视频异常检测（VAD）旨在自动识别视频中明显偏离正常行为模式的异常事件。自监督学习激励模型通过设计代理任务从未标记数据中学习有效特征。然而，现有的方法往往依赖于粗粒度建模，主要关注全局序列顺序或整体场景结构，这可能限制了它们捕捉细微运动变化或局部异常的能力。因此，本文提出了一种结合细粒度时空代理任务的自监督学习框架，以更准确地提取关键特征。对于时间分支，我们设计了一个时间间隔预测任务：给定固定的中间帧和随机采样的两侧帧，模型预测它们相对于中心帧的时间间隔，从而建模动态行为模式。为了增强时间建模能力，我们引入了多头自注意机制来捕获输入序列中的帧间依赖关系。空间分支采用受扩散模型启发的噪声分类任务，将不同级别的噪声添加到图像补丁中，然后模型预测相应的噪声级别。这鼓励学习局部外观特征和补丁级对扰动的敏感性。我们的方法以端到端方式进行训练，不依赖于预训练的模型。在三个基准数据集上的实验表明，该方法在UCSD Ped2上的AUC得分为98.6%，在中大大道上的AUC得分为91.7%，在上海科技上的AUC得分为83.7%。这些结果表明，所提出的方法可以很好地推广到不同的场景、视角和异常行为类型。
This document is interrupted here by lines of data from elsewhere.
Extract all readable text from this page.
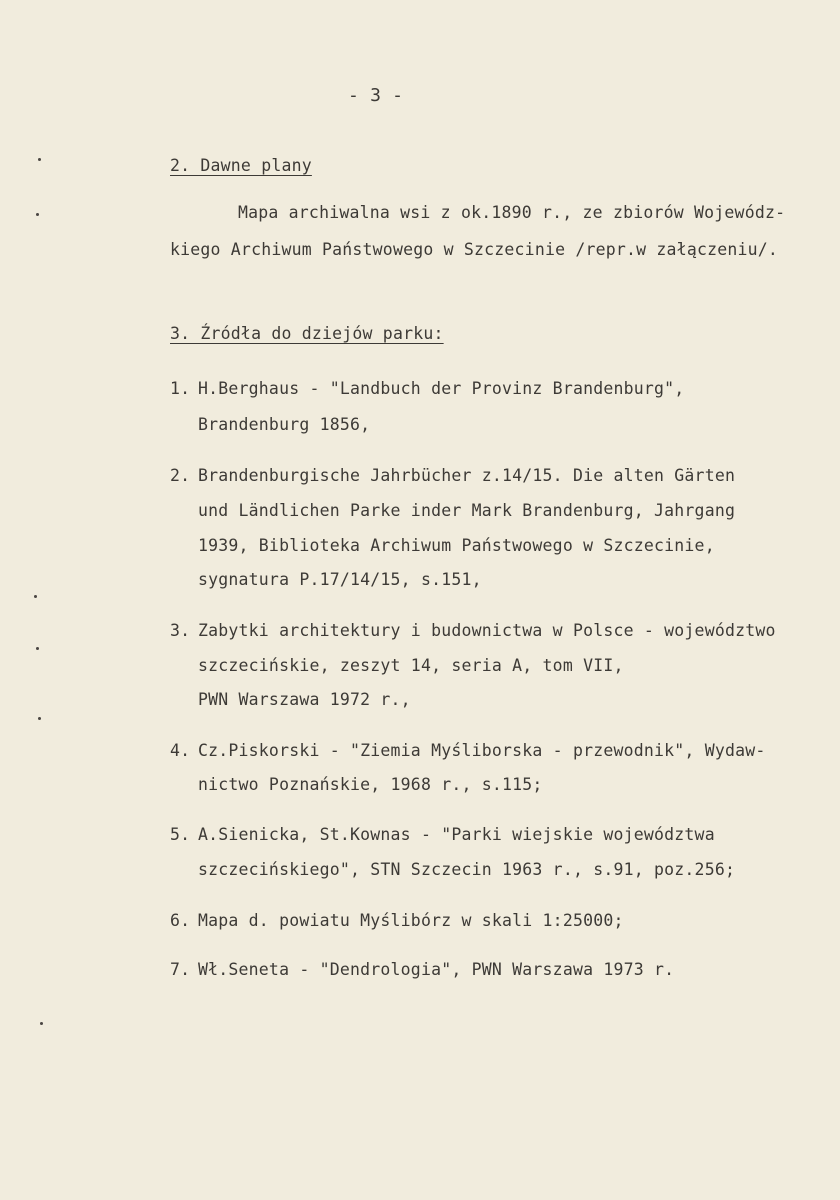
- 3 -
2. Dawne plany
Mapa archiwalna wsi z ok.1890 r., ze zbiorów Wojewódz-
kiego Archiwum Państwowego w Szczecinie /repr.w załączeniu/.
3. Źródła do dziejów parku:
1. H.Berghaus - "Landbuch der Provinz Brandenburg",
Brandenburg 1856,
2. Brandenburgische Jahrbücher z.14/15. Die alten Gärten
und Ländlichen Parke inder Mark Brandenburg, Jahrgang
1939, Biblioteka Archiwum Państwowego w Szczecinie,
sygnatura P.17/14/15, s.151,
3. Zabytki architektury i budownictwa w Polsce - województwo
szczecińskie, zeszyt 14, seria A, tom VII,
PWN Warszawa 1972 r.,
4. Cz.Piskorski - "Ziemia Myśliborska - przewodnik", Wydaw-
nictwo Poznańskie, 1968 r., s.115;
5. A.Sienicka, St.Kownas - "Parki wiejskie województwa
szczecińskiego", STN Szczecin 1963 r., s.91, poz.256;
6. Mapa d. powiatu Myślibórz w skali 1:25000;
7. Wł.Seneta - "Dendrologia", PWN Warszawa 1973 r.
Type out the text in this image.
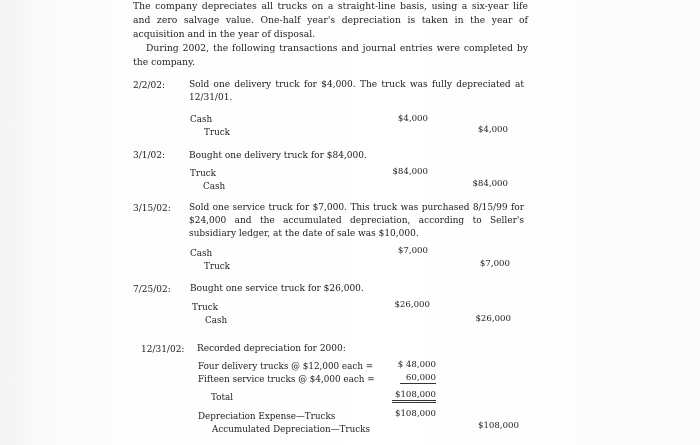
The company depreciates all trucks on a straight-line basis, using a six-year life and zero salvage value. One-half year's depreciation is taken in the year of acquisition and in the year of disposal.

During 2002, the following transactions and journal entries were completed by the company.

2/2/02:	Sold one delivery truck for $4,000. The truck was fully depreciated at 12/31/01.
Cash
Truck
$4,000
$4,000
3/1/02:	Bought one delivery truck for $84,000.
Truck
Cash
$84,000
$84,000
3/15/02: Sold one service truck for $7,000. This truck was purchased 8/15/99 for $24,000 and the accumulated depreciation, according to Seller's subsidiary ledger, at the date of sale was $10,000.
Cash
Truck
$7,000
$7,000
7/25/02: Bought one service truck for $26,000.
Truck
Cash
$26,000
$26,000
12/31/02: Recorded depreciation for 2000:
Four delivery trucks @ $12,000 each =
Fifteen service trucks @ $4,000 each =
Total
$ 48,000
60,000
$108,000
Depreciation Expense—Trucks
Accumulated Depreciation—Trucks
$108,000
$108,000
本文章由计算机程序翻译，如有差异，请以英文原文为准。

求助全文

约1分钟内获得全文求助全文

来源期刊

Pattern Recognition 工程技术-工程：电子与电气

CiteScore

14.40

自引率

16.20%

发文量

683

审稿时长

5.6 months

期刊介绍： The field of Pattern Recognition is both mature and rapidly evolving, playing a crucial role in various related fields such as computer vision, image processing, text analysis, and neural networks. It closely intersects with machine learning and is being applied in emerging areas like biometrics, bioinformatics, multimedia data analysis, and data science. The journal Pattern Recognition, established half a century ago during the early days of computer science, has since grown significantly in scope and influence.